Run Silent, Run Deep is a novel by Commander Edward L. Beach Jr. published in 1955 by Henry Holt & Co. Run Silent, Run Deep is also the name of a 1958 film of the same name starring Clark Gable and Burt Lancaster. The story describes World War II submarine warfare in the Pacific Ocean, and deals with themes of vengeance, endurance, courage, loyalty and honor, and how these can be tested during wartime. The name refers to "silent running", a submarine stealth tactic.

Salt to the Sea is a 2016 historical fiction young adult novel by Ruta Sepetys. It tells the story of four individuals in World War II who make their way to the ill-fated MV Wilhelm Gustloff. The story also touches on the disappearance of the Amber Room, a world-famous, ornately decorated chamber stolen by the Nazis that has never been recovered.

SSN is a techno-thriller novel, created by Tom Clancy and Martin H. Greenberg and published on December 1, 1996 as a tie-in to the video game of the same name. It follows the missions of USS Cheyenne, a United States Navy nuclear attack submarine, during a fictional war between the United States and China over the Spratly Islands. SSN is the second Clancy novel after Red Storm Rising (1986) that is not set in the Ryanverse.

Team Yankee is a techno-thriller novel written in 1987 by Harold Coyle, then a major in the United States Army, whose subject is the actions of a company-sized armor unit of the United States Army in the World War III scenario as depicted by General Sir John Hackett in his novel, The Third World War: The Untold Story. General Hackett's scenario takes place in 1985; Coyle never specifies the year, but it is assumed to take place in the late 1980s. While Hackett's book emphasizes strategy and world politics, Coyles features the experiences of the tank crews and infantrymen fighting on the front lines.

Twilight's Last Gleaming is a 2014 novel by John Michael Greer. The novel is a work of speculative political fiction, in which a declining United States attempts to gain control of some desperately needed oil by overthrowing the government of Tanzania. This prompts an intervention by Tanzania's ally, the People's Republic of China, with disastrous consequences for the United States.

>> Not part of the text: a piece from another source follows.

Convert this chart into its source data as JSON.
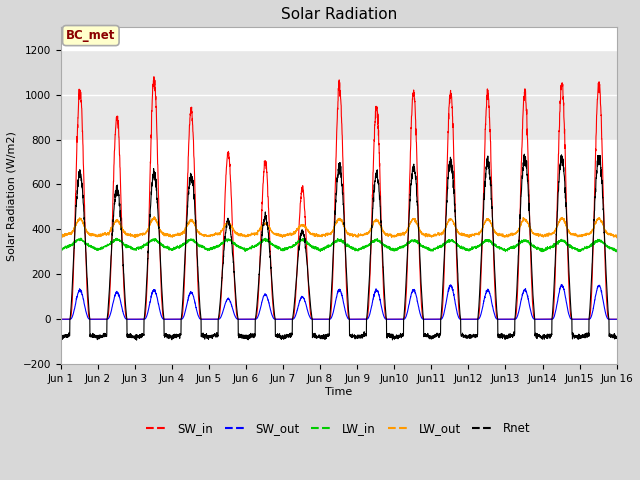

Ugly Rumours was the first novel by American writer Tobias Wolff. It was published only in Britain, in 1975, and has never been reprinted. The book does not appear in Wolff's list of publications included in recent books—the London Review of Books commented on this omission, stating that "to read (Ugly Rumours) is to understand why "—and when his novel Old School was published in 2004, all publicity copy referred to it as his first novel.

The War in 2020 is a 1991 war-adventure novel written by Ralph Peters. Taking place in a future dystopia, the novel's plot is spread over 15 years and mostly features the United States' efforts to defend the Soviet Union against an alliance of Japan, South Africa, and the Arab Islamic Union, a confederation of militant Islamic states. The novel is heavily written around the viewpoint of the lead protagonist, a U.S. Army air cavalry officer George Taylor.

War Trash is a novel by the Chinese author Ha Jin, who has long lived in the United States and who writes in English. It takes the form of a memoir written by the fictional character Yu Yuan, a man who eventually becomes a soldier in the Chinese People's Volunteer Army and who is sent to Korea to fight on the Communist side in the Korean War. The majority of the "memoir" is devoted to describing this experience, especially after Yu Yuan is captured by United Nations forces and imprisoned as a POW. The novel captured the PEN/Faulkner Award and was a finalist for the Pulitzer Prize.

Williwaw is the debut novel of Gore Vidal, written when he was 19 and first mate of a U.S. Army supply ship stationed in the Aleutian Islands. The story combines war drama, maritime adventure and a murder plot. The book was first published in 1946 in the United States by E.P. Dutton. Williwaw is the term, widely thought to be Native American in origin, for a sudden, violent Katabatic wind common to the Aleutian Islands.

The Young Lions (1948) is a novel by Irwin Shaw about three soldiers in World War II.